We’ve been deeply involved in my mother’s care for the past two years from setting up and overseeing care when she lived in Oregon to moving her to Washington, refurbishing her Oregon house, managing all aspect of her life (i.e. setting up services, paying bills, purchasing groceries, etc.), and most recently, moving her into a care center.
My brother, meanwhile, who lives in Oregon (and at one point, worked a few miles from his mother’s house), has done little more than visit her a few times in the past two years. While he’s offered lots of advice over the years, he’s done little to remediate issues.
When my mother lived in a two-story house, and kept falling, and complaining about the stairs, it was Rich and I who drove to Oregon to move her bedroom furniture, clothing, and personal items downstairs. My brother managed to show up for less than two hours to help, while Rich and I were there for days cleaning, doing home repairs, and purchasing items she needed.
My brother’s participation in moving my mother was to spend less than two hours helping load her furniture into a U-Haul.
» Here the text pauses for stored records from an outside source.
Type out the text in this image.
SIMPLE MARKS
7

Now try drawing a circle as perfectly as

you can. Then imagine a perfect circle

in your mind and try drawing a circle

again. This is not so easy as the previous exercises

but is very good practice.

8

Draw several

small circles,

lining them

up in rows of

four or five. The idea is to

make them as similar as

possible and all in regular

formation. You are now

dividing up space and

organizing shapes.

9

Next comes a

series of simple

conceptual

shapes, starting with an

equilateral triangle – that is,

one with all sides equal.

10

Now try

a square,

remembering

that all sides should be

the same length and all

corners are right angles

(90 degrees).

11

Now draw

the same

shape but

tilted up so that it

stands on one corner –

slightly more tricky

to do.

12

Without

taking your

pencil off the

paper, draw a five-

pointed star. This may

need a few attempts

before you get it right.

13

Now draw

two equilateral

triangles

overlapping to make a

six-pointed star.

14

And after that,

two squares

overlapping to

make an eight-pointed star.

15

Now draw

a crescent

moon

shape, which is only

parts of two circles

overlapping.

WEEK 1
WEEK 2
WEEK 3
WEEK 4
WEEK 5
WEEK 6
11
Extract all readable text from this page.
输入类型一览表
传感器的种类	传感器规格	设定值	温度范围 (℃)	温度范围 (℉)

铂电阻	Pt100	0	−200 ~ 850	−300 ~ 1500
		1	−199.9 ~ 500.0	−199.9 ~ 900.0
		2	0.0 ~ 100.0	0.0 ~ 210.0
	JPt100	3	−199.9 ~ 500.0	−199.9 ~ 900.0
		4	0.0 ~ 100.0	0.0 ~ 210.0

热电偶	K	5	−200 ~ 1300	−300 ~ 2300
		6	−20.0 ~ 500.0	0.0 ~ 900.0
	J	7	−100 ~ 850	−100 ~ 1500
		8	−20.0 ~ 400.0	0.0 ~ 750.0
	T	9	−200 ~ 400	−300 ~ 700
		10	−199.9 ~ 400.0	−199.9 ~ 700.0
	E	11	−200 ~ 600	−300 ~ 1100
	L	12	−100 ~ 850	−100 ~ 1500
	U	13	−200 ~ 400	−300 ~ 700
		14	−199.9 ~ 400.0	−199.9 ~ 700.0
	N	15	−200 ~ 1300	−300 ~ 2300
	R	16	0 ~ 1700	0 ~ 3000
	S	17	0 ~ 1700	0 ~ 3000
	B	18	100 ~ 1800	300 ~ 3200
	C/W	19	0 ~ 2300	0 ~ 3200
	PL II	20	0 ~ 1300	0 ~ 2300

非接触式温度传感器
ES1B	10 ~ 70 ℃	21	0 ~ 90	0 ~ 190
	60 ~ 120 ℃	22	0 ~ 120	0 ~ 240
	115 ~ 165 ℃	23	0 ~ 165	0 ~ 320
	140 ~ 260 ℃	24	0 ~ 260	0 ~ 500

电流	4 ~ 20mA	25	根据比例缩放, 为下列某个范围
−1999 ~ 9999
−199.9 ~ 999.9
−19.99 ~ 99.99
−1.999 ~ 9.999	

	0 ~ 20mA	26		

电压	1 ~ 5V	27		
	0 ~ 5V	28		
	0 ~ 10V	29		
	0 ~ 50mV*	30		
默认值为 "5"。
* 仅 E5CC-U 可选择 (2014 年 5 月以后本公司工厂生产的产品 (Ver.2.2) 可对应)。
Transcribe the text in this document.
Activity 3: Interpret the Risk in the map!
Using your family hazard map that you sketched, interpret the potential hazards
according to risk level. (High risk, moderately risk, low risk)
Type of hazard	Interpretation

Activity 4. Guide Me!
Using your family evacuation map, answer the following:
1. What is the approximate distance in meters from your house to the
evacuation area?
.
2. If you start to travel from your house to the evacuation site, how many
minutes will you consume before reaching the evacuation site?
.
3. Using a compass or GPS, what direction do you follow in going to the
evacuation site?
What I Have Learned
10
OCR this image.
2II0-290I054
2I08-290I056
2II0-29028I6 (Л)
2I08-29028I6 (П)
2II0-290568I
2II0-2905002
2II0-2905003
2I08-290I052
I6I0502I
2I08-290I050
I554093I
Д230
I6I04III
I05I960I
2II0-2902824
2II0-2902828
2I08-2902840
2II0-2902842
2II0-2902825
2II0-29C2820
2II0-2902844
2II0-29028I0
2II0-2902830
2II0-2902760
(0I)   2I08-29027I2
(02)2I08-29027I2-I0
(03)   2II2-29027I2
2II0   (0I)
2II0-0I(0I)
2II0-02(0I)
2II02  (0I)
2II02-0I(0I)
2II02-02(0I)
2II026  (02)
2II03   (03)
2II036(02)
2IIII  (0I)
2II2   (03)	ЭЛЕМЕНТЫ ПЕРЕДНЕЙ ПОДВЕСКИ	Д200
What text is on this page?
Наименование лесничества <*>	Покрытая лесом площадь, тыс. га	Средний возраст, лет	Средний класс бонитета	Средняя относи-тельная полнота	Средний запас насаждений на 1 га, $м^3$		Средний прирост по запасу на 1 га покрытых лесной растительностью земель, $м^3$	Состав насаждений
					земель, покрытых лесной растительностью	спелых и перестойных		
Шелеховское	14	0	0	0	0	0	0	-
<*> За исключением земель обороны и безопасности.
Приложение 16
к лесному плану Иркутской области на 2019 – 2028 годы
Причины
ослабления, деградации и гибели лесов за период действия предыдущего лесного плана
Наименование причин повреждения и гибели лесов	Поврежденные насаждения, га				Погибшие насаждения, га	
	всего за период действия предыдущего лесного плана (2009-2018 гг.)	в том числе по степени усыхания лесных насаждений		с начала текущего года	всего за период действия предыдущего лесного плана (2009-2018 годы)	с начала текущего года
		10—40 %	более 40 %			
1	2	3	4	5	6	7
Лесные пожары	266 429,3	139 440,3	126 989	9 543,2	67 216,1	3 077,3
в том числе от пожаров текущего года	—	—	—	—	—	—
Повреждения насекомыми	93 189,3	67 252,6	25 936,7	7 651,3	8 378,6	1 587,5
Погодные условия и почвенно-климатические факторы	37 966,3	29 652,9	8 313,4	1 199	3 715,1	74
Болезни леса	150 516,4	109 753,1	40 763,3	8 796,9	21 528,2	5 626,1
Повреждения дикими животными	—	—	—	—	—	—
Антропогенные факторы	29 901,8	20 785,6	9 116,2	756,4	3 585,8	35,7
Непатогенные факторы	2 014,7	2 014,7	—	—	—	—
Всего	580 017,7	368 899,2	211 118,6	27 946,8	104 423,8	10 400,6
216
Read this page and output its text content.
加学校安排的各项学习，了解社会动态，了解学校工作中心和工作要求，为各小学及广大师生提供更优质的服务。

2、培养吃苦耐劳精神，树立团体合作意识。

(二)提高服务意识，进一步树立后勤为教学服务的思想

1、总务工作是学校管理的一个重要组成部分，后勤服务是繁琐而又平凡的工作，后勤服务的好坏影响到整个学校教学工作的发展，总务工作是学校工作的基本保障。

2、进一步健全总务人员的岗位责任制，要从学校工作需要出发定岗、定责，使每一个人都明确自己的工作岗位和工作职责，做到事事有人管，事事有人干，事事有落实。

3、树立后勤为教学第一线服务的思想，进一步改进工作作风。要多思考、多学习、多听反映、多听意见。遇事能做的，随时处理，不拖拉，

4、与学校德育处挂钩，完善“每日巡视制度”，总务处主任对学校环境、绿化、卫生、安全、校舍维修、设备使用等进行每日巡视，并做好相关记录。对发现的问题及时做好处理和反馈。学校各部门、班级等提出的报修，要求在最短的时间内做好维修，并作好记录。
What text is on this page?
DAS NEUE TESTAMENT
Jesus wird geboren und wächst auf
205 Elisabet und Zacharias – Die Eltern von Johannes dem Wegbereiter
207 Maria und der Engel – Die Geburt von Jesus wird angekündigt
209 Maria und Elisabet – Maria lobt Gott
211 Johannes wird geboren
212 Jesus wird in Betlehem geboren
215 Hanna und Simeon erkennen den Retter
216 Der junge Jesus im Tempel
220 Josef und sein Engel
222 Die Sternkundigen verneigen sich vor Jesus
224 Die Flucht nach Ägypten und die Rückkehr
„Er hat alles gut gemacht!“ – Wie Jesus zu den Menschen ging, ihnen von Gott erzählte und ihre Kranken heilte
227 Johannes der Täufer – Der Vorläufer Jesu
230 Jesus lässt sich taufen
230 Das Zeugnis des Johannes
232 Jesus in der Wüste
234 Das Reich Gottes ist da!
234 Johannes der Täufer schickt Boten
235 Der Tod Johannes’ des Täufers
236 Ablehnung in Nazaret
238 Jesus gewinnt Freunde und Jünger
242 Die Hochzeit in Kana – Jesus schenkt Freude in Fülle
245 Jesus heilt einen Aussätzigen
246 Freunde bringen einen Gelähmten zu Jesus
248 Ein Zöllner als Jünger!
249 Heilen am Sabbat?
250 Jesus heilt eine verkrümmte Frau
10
Rich and I spent the subsequent four months, driving to Oregon (over 3 hours each way), every other weekend (and sometimes every weekend) refurbishing her house so it could be leased.
A year earlier, I’d asked my brother to coordinate services with Visiting Angels. He did nothing. Finally, I made arrangements for an initial visit, which needed to be done during the workweek. My brother agreed to be there, but at the last moment, backed out. In the end, a woman who cleaned my mother’s house – and proved to be a great friend – worked with Visiting Angels.
Returning to my grandmother’s invocation, she wrote, “We are made of what they are: virtues and flaws. If we resent the flaws in them, stress the virtues in ourselves.” My mother has many flaws, the most pronounced is her narcissism. She’s always placed her needs and feelings above others. When my brother and I got sick, we’d be scolded for getting sick, and promptly sent to school to minimize the possibility of my mother also catching our illness.
Even though my mother stopped working when she was 28, and was widowed when 40, she felt housework, cooking, and gardening was my responsibility. She resented that I had homework, and saw nothing wrong with forbidding me from going out and being with friends. She argued my chores were more important, and since my projected future was to marry, have kids, and build a mother-in-law apartment, there wasn’t a need for me to do well in school.
Fearing my brother would turn into a “mama’s boy,” my mother sketched a different plan for him, ensuring he had time to be with friends, participate in Boy Scouts, and attend school events. His room was relocated to the far end of the house so he had his own bathroom, and privacy. While I was cooking, cleaning, and sewing or doing needlework at night (my mother felt these skills were more important than school work), my brother was in his room with the door closed, doing as he pleased. Ditto for the weekends. When he was done with his chores, his time was his own.
My time was rarely my own.
When my mother’s parents grew older, my mother would visit once a year, and then spend the next three months complaining how stressful it was to visit them. Towards the end of her parents’ lives, my mother refused to fly from Portland, Oregon to Burbank, California to see them. She didn’t go to their funerals or participate in helping close up their estate. Instead, she complained it was taking too long to get her inheritance.
Now that my mother’s life is drawing to a close, it’s easy to see why my brother’s participate has dwindled. He has the same flaws as his mother.
While I’m equally flawed, I’m proud to have the character and virtue to do what’s right, even though it’s been burdensome. I don’t honor my mother. I simply do what’s necessary and expected.